Clinical validation of Movement Disorder Society-recommended diagnostic criteria for Parkinson's disease with dementia.

机构信息

Department of Neurological Sciences, Section of Parkinson Disease and Movement Disorders, Rush University Medical Center, Chicago, Illinois 60612, USA.

出版信息

Mov Disord. 2012 Feb;27(2):248-53. doi: 10.1002/mds.24059. Epub 2011 Dec 9.

DOI:10.1002/mds.24059
PMID:22162144
Abstract

The objective of this work was to evaluate the Movement Disorders Society (MDS) Task Force-proposed screening checklist for detecting Parkinson's disease dementia (PD-D) in relation to full neuropsychological testing.
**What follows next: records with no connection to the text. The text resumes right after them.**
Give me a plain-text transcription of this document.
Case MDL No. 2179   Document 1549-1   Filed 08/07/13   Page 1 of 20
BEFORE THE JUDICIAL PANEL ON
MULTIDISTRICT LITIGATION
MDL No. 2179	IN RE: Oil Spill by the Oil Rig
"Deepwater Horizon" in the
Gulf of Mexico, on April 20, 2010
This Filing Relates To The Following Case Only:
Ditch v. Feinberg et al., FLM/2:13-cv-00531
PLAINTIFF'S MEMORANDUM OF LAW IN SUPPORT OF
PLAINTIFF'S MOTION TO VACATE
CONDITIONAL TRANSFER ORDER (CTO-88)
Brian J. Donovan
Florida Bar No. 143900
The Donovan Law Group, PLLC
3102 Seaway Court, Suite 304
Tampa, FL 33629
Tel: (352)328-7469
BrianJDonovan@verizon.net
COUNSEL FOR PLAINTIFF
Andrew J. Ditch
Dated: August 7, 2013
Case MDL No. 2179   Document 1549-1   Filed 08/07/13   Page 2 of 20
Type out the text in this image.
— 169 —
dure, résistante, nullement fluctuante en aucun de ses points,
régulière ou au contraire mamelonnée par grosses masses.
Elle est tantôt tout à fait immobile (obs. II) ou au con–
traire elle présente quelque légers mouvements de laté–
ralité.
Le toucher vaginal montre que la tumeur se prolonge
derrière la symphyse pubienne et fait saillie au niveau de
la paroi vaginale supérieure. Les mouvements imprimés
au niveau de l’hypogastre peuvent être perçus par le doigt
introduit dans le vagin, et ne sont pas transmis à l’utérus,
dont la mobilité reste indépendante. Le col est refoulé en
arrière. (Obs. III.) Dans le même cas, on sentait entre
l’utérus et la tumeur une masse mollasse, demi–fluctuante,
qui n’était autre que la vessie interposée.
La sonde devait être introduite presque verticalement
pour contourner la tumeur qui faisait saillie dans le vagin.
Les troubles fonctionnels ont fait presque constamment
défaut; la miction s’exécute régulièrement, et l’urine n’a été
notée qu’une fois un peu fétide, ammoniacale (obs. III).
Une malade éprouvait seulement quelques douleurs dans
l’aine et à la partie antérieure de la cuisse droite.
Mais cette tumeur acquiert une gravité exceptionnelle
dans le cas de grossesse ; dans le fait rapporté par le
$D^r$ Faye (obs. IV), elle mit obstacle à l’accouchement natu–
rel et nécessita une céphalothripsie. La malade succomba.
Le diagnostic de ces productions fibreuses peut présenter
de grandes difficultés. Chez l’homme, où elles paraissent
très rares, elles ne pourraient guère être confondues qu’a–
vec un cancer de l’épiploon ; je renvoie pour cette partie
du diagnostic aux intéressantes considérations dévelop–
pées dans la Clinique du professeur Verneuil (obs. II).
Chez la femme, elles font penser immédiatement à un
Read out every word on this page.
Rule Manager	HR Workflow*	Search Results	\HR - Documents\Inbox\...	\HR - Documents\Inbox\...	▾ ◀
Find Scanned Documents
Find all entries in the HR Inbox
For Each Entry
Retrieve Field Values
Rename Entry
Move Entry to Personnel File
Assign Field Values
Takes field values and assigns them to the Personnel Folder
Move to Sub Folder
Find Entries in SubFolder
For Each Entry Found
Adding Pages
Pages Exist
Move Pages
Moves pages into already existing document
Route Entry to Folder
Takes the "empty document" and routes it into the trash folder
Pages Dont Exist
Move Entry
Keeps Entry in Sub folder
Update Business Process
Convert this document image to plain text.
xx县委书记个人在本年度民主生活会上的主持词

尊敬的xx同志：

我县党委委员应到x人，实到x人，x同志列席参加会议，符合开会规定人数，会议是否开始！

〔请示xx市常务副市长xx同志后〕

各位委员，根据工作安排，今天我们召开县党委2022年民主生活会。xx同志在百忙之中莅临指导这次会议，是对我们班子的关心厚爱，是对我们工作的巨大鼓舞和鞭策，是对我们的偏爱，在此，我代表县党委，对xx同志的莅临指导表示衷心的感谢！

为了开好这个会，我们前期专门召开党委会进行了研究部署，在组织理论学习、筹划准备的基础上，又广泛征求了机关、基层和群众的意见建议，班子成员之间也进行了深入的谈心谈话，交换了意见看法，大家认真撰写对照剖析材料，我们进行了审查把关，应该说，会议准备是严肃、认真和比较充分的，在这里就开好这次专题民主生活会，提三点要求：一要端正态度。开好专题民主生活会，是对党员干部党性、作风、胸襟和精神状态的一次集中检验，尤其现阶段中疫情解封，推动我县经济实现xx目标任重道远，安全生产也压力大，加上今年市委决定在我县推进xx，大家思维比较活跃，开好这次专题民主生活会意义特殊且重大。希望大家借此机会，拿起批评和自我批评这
An MDS Task Force has proposed diagnostic procedures for PD-D, which have not been fully validated against more extensive neuropsychological testing. PD subjects were recruited from 2 specialty centers. A neuropsychologist evaluated them for dementia as part of routine clinical care. Independent clinical neurologists administered the MDS PD-D screening checklist. Diagnosis of PD-D by the 2 methods was compared. Ninety-one PD subjects had a mean age of 66.3 (SD = 9.7) years and a mean PD duration of 8.8 (SD = 6.1) years. Seven subjects (7.7%) met all 8 screening checklist criteria from the MDS PD-D screening tool and were classified as probable PD-D. Fifteen (16.5%) subjects were classified as PD-D by full neuropsychological assessment. The screening checklist showed 100% specificity, but only 46.7% sensitivity, for diagnosing PD-D compared to the full neuropsychological assessment. PD-D cases missed by the PD-D screening tool were largely due to 2 checklist items that were not endorsed (absence of depression and Mini-Mental State Examination [MMSE] scores <26). There was moderate agreement between these 2 methods for determination of PD-D (kappa = 0.59, P < .001). The MDS-PD-D screening checklist is highly accurate for detecting PD-D if all items are endorsed. However, for cases that do not meet these criteria, full neuropsychological testing is needed to differentiate PD-D from milder cognitive impairment. Revision of the checklist by altering or eliminating the 2 problematic checklist items may improve sensitivity.

摘要

这项工作的目的是评估运动障碍学会(MDS)工作组提出的筛查清单,以检测帕金森病痴呆(PD-D)与全面神经心理学测试的关系。MDS 工作组提出了 PD-D 的诊断程序,但尚未通过更广泛的神经心理学测试充分验证。PD 患者从 2 个专科中心招募。神经心理学家对他们进行痴呆评估,作为常规临床护理的一部分。独立的临床神经科医生则对 MDS PD-D 筛查清单进行了评估。比较了这两种方法诊断 PD-D 的结果。91 名 PD 患者的平均年龄为 66.3(SD=9.7)岁,平均 PD 病程为 8.8(SD=6.1)年。7 名患者(7.7%)满足 MDS PD-D 筛查工具中的所有 8 项筛查清单标准,被归类为可能的 PD-D。15 名患者(16.5%)根据全面神经心理学评估被归类为 PD-D。与全面神经心理学评估相比,筛查清单在诊断 PD-D 方面的特异性为 100%,但敏感性仅为 46.7%。PD-D 筛查工具漏诊的 PD-D 病例主要是由于 2 项筛查清单项目未被认可(无抑郁和简易精神状态检查[MMSE]评分<26)。这两种方法在确定 PD-D 方面具有中度一致性(kappa=0.59,P<.001)。如果所有项目均被认可,MDS-PD-D 筛查清单对检测 PD-D 非常准确。然而,对于不符合这些标准的病例,需要进行全面的神经心理学测试以区分 PD-D 与轻度认知障碍。通过改变或消除这 2 个有问题的筛查清单项目,可以提高敏感性。